A judge has ruled that placing convicted baby killer Genene Jones on trial for five murders that allegedly happened nearly forty years ago does not violate her Constitutional right to a speedy trial, News Radio 1200 WOAI reports.
Bexar County District Attorney Nico LaHood says he is ready 'next week' to place Jones on trial for the murders of five babies in San Antonio back in the early 1980s, and is prepared regardless of whether or not Jones attempts to mount an insanity defense,
A prosecutor told a hearing that Jones told a cellmate at the State Prison for Women in Gatesville in 1998 that 'the voices in her head' made her inject infants with lethal amounts of drugs.
"I would be speculating like anybody else, but her attorneys are doing what they are obligated to do for her," LaHood said. "This is not something we are used to dealing with."
LaHood has made it a priority of his term as District Attorney to make sure Jones, now 67, never again walks free.
Jones was convicted in 1984 of killing Chelsea McClellan, a 14 month old girl, while she was working as a pediatric nurse at a doctor's office in Kerrville, by injecting the little girl with a lethal amount of a sedative.

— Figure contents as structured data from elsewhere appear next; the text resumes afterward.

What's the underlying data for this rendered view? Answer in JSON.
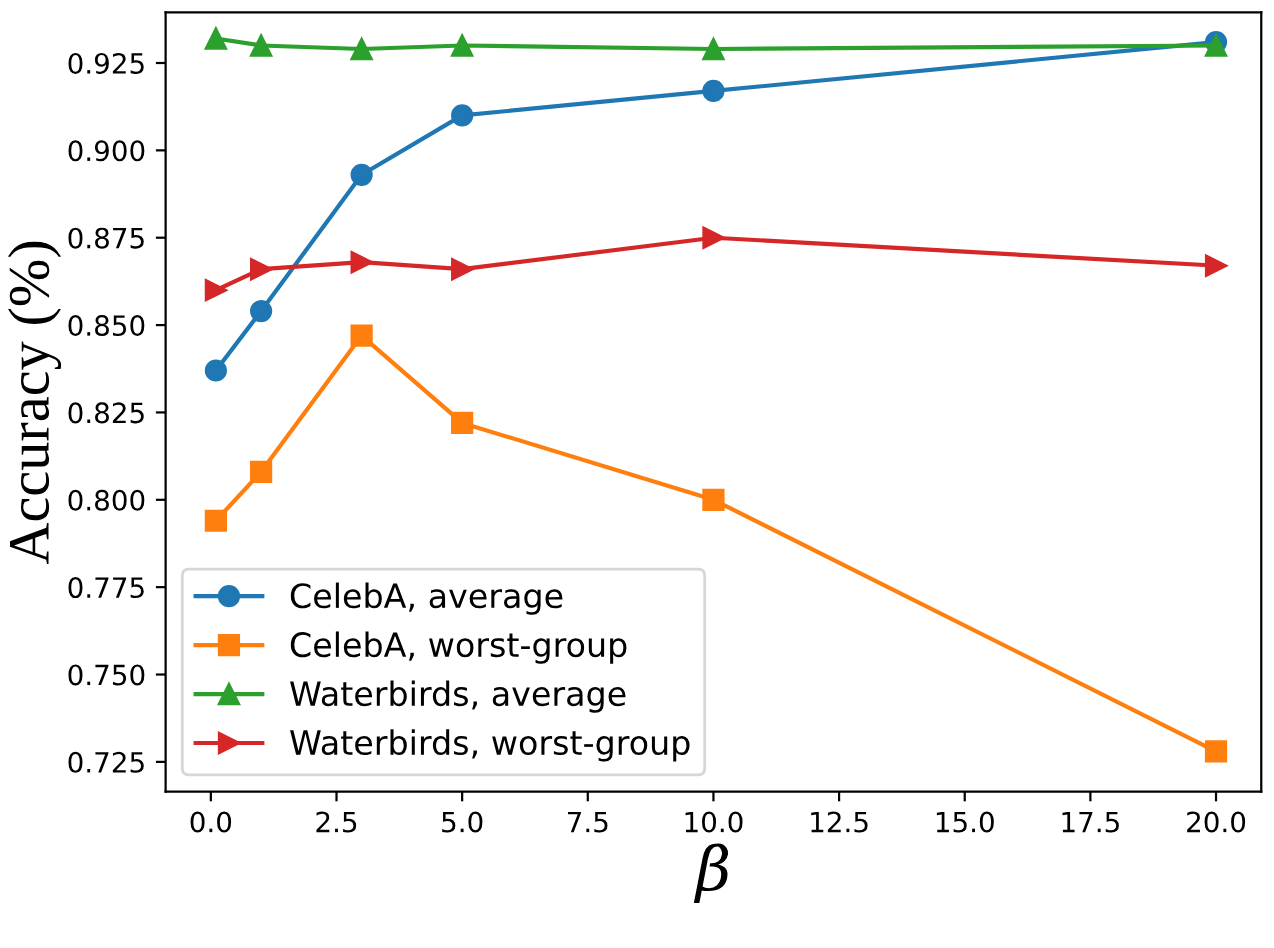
{
  "chart_data": {
    "type": "line",
    "xlabel": "β",
    "ylabel": "Accuracy (%)",
    "x": [
      0.1,
      1,
      3,
      5,
      10,
      20
    ],
    "series": [
      {
        "name": "CelebA, average",
        "color": "#1f77b4",
        "marker": "circle",
        "values": [
          0.837,
          0.854,
          0.893,
          0.91,
          0.917,
          0.931
        ]
      },
      {
        "name": "CelebA, worst-group",
        "color": "#ff7f0e",
        "marker": "square",
        "values": [
          0.794,
          0.808,
          0.847,
          0.822,
          0.8,
          0.728
        ]
      },
      {
        "name": "Waterbirds, average",
        "color": "#2ca02c",
        "marker": "triangle",
        "values": [
          0.932,
          0.93,
          0.929,
          0.93,
          0.929,
          0.93
        ]
      },
      {
        "name": "Waterbirds, worst-group",
        "color": "#d62728",
        "marker": "triangle_right",
        "values": [
          0.86,
          0.866,
          0.868,
          0.866,
          0.875,
          0.867
        ]
      }
    ],
    "xlim": [
      -0.9,
      20.9
    ],
    "ylim": [
      0.7165,
      0.9395
    ],
    "xticks": [
      {
        "value": 0,
        "label": "0.0"
      },
      {
        "value": 2.5,
        "label": "2.5"
      },
      {
        "value": 5,
        "label": "5.0"
      },
      {
        "value": 7.5,
        "label": "7.5"
      },
      {
        "value": 10,
        "label": "10.0"
      },
      {
        "value": 12.5,
        "label": "12.5"
      },
      {
        "value": 15,
        "label": "15.0"
      },
      {
        "value": 17.5,
        "label": "17.5"
      },
      {
        "value": 20,
        "label": "20.0"
      }
    ],
    "yticks": [
      {
        "value": 0.725,
        "label": "0.725"
      },
      {
        "value": 0.75,
        "label": "0.750"
      },
      {
        "value": 0.775,
        "label": "0.775"
      },
      {
        "value": 0.8,
        "label": "0.800"
      },
      {
        "value": 0.825,
        "label": "0.825"
      },
      {
        "value": 0.85,
        "label": "0.850"
      },
      {
        "value": 0.875,
        "label": "0.875"
      },
      {
        "value": 0.9,
        "label": "0.900"
      },
      {
        "value": 0.925,
        "label": "0.925"
      }
    ],
    "legend": "bottom left",
    "grid": false,
    "line_style": "solid"
  }
}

Jones was sentenced to life in prison, but she was released earlier this year, after serving 33 years in prison, under 'mandatory release' laws that were in place at the time in order to reduce prison overcrowding.
But on the day she was released, a Bexar County Sheriff's Deputy was waiting in front of the prison to transport her to the Bexar County Jail, to stand trial for killing five children and toddlers while she was a pediatric nurse at what was then called Bexar County Hospital, now University Hospital, in the years before the Kerrville case.
It has been estimated that Jones may have murdered as many as sixty children.
"So I am confident that we are going the right thing," LaHood said. "I'm confident we have the evidence to go forward, and I am confident that a jury will consider this case and come back with what is right."
There was speculation at Jones' 1984 trial that she has a condition known as 'Munchausen Syndrome by Proxy.' That is when a person intentionally harms another person, usually a child, so the person can either be seen as the 'heroic figure' who comes in a saves the life of the child, or the 'understanding shoulder to cry on' who is there to comfort the family when the child dies.
Munchausen Syndrome by Proxy is not considered a mental illness, and is not a defense to murder.